As the world becomes increasingly electric, insurers and fleet operators will have no choice but to keep up. The most obvious challenges arise from recharging needs, which, along with the prospect of battery degradation, will need to be factored into platforms. With telematics built into pretty much every new electric vehicle (EV), there is also scope for customers to share this data with insurance providers and allow a more seamless data transfer without the need for additional devices or apps – this will, however, need to be handled sensitively.

“Manufacturer installs are still viewed with some suspicion in terms of GDPR and who is watching,” explains Simon Naylor, director of Wessex Fleet. “Customer-installed units have more trust, but they have to be easier to manage.”

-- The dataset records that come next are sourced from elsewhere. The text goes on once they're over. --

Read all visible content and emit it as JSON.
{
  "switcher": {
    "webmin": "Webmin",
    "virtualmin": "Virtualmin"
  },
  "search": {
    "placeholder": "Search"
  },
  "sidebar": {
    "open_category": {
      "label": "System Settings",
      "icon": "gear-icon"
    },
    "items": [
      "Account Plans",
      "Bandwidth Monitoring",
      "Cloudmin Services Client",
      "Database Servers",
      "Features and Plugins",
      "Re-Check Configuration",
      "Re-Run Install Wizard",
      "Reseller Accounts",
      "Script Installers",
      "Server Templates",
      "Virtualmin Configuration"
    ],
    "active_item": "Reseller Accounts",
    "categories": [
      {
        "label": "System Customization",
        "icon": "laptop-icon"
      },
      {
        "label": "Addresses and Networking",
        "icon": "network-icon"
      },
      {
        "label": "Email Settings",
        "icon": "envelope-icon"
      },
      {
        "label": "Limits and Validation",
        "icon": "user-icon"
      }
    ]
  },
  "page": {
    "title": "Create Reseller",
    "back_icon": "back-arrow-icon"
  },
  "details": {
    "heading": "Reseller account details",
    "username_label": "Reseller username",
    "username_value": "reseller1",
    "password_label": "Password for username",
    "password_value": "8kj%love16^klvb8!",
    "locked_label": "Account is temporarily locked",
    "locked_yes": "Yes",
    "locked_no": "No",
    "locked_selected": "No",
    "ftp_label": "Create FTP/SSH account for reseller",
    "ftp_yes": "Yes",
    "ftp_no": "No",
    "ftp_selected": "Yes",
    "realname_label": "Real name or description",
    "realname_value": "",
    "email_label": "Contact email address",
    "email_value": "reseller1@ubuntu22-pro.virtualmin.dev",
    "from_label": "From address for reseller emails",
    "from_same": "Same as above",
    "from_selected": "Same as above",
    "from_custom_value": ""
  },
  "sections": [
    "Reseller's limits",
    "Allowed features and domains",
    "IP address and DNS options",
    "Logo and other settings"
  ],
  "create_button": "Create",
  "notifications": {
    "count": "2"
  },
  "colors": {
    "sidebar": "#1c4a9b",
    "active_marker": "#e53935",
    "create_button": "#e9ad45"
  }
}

Coastr CEO and founder Biswajit Kundu Roy expects it to become commonplace for insurers to connect directly with the manufacturer’s APIs and collect data straight from the vehicle in real time. He also says that the ability to integrate with operational platforms – such as accounting, payments and service networks – will help to provide advanced fleet insights like fleet planning and cost management.

With consumers increasingly aware of environmental issues – and the negative PR that comes from lagging behind – there is also the possibility for operational data to be utilised to measure an operator’s carbon footprint, helping reduce energy and fuel usage.

Biswajit Kundu Roy says: “The EV fleet has created new requirements from the fleet management system, with demands on EV fleet-specific reporting around charging, battery health residual values and parts costs for EVs, to name a few.

“In addition, the need for connecting to wider services and the vehicle has also grown as EV drivers need information around charging stations and availability of chargers in real time. Increased numbers of EVs on the road will increase the demand on charging grids as well, which may lead to other cyclical impacts on fleet management.

“Finally, EV vehicles last longer and have longer gaps between their maintenance schedules, which will be different to petrol and diesel vehicles due to them requiring more frequent maintenance.”

Clearly, by encouraging operators to share telematics more widely, insurers can foster a closer relationship with customers – not just one that is better at predicting risk, but one that can also benefit the operator. Telematics have the potential to flag bad driving practice, identify areas of fuel inefficiency and save the operator money, both on insurance and on day-to-day operations.

The rise of EVs presents some challenges to the industry. Telematics platforms will have to factor into their app the reality of operating an EV fleet, while insurers will have to constantly ensure that their policies reflect the evolving business challenges that their customers face. But more EVs on the road won’t slow the rapid acceleration of UBI or halt the growth in telematics within the commercial insurance space.